= Lavant drum =

The Lavant drum is small cylindrical Neolithic chalk object excavated in 1993. It is similar to the Folkton drums, discovered over a century earlier and the Burton Agnes drum. Unlike the Folkton drums, the Lavant drum is undecorated; however, it may be that earlier markings have been worn away. The drum was associated with a sherd of Mortlake ware, which implies a Middle Neolithic date. It is currently held at The Novium museum in Chichester.

Anne Teather, Andrew Chamberlain and Mike Parker Pearson proposed in 2019 that the Folkton and Lavant drums were tools to measure cord to standard lengths which were used in the construction of monuments such as Stonehenge and the timber circle at Durrington Walls. The circumference of each of the drums corresponds to a subdivision of 10 Neolithic 'long feet'. Chamberlain and Parker Pearson propose that the Neolithic long foot is equivalent to 1.056 modern feet or 0.3219 metres. The Lavant drum's circumference of 361.3 mm corresponds to 1.1225 long feet or 1/9 of ten long feet.

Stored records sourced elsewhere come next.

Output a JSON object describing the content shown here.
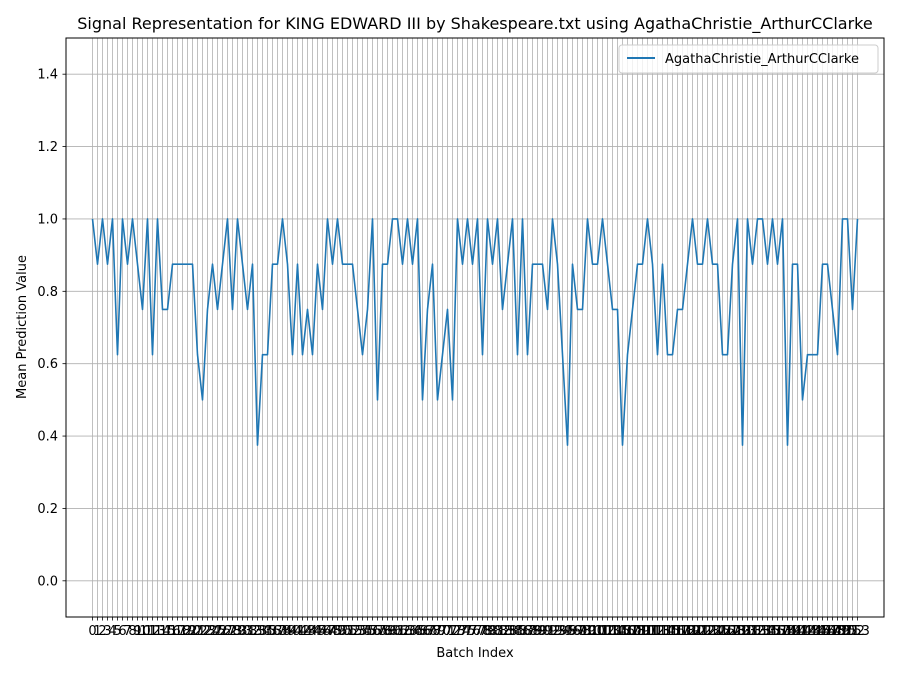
{
  "chart_data": {
    "type": "line",
    "title": "Signal Representation for KING EDWARD III by Shakespeare.txt using AgathaChristie_ArthurCClarke",
    "xlabel": "Batch Index",
    "ylabel": "Mean Prediction Value",
    "xlim": [
      -5.3,
      158.3
    ],
    "ylim": [
      -0.1,
      1.5
    ],
    "yticks": [
      0.0,
      0.2,
      0.4,
      0.6,
      0.8,
      1.0,
      1.2,
      1.4
    ],
    "x_tick_count": 154,
    "x_tick_labels_note_visible_tail": "13",
    "grid": true,
    "legend_position": "top-right",
    "series": [
      {
        "name": "AgathaChristie_ArthurCClarke",
        "color": "#1f77b4",
        "values": [
          1.0,
          0.875,
          1.0,
          0.875,
          1.0,
          0.625,
          1.0,
          0.875,
          1.0,
          0.875,
          0.75,
          1.0,
          0.625,
          1.0,
          0.75,
          0.75,
          0.875,
          0.875,
          0.875,
          0.875,
          0.875,
          0.625,
          0.5,
          0.75,
          0.875,
          0.75,
          0.875,
          1.0,
          0.75,
          1.0,
          0.875,
          0.75,
          0.875,
          0.375,
          0.625,
          0.625,
          0.875,
          0.875,
          1.0,
          0.875,
          0.625,
          0.875,
          0.625,
          0.75,
          0.625,
          0.875,
          0.75,
          1.0,
          0.875,
          1.0,
          0.875,
          0.875,
          0.875,
          0.75,
          0.625,
          0.75,
          1.0,
          0.5,
          0.875,
          0.875,
          1.0,
          1.0,
          0.875,
          1.0,
          0.875,
          1.0,
          0.5,
          0.75,
          0.875,
          0.5,
          0.625,
          0.75,
          0.5,
          1.0,
          0.875,
          1.0,
          0.875,
          1.0,
          0.625,
          1.0,
          0.875,
          1.0,
          0.75,
          0.875,
          1.0,
          0.625,
          1.0,
          0.625,
          0.875,
          0.875,
          0.875,
          0.75,
          1.0,
          0.875,
          0.625,
          0.375,
          0.875,
          0.75,
          0.75,
          1.0,
          0.875,
          0.875,
          1.0,
          0.875,
          0.75,
          0.75,
          0.375,
          0.625,
          0.75,
          0.875,
          0.875,
          1.0,
          0.875,
          0.625,
          0.875,
          0.625,
          0.625,
          0.75,
          0.75,
          0.875,
          1.0,
          0.875,
          0.875,
          1.0,
          0.875,
          0.875,
          0.625,
          0.625,
          0.875,
          1.0,
          0.375,
          1.0,
          0.875,
          1.0,
          1.0,
          0.875,
          1.0,
          0.875,
          1.0,
          0.375,
          0.875,
          0.875,
          0.5,
          0.625,
          0.625,
          0.625,
          0.875,
          0.875,
          0.75,
          0.625,
          1.0,
          1.0,
          0.75,
          1.0
        ]
      }
    ]
  }
}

The drum was discovered in 1993 as part of the excavation of Chalk Pit Lane, Lavant, West Sussex. The excavation was not published due to the insolvency of Southern Archaeology, who took over the Chichester and District Archaeology Unit which carried out the original excavation. It was identified as being similar to the Folkton drum in 2005 by Anne Teather.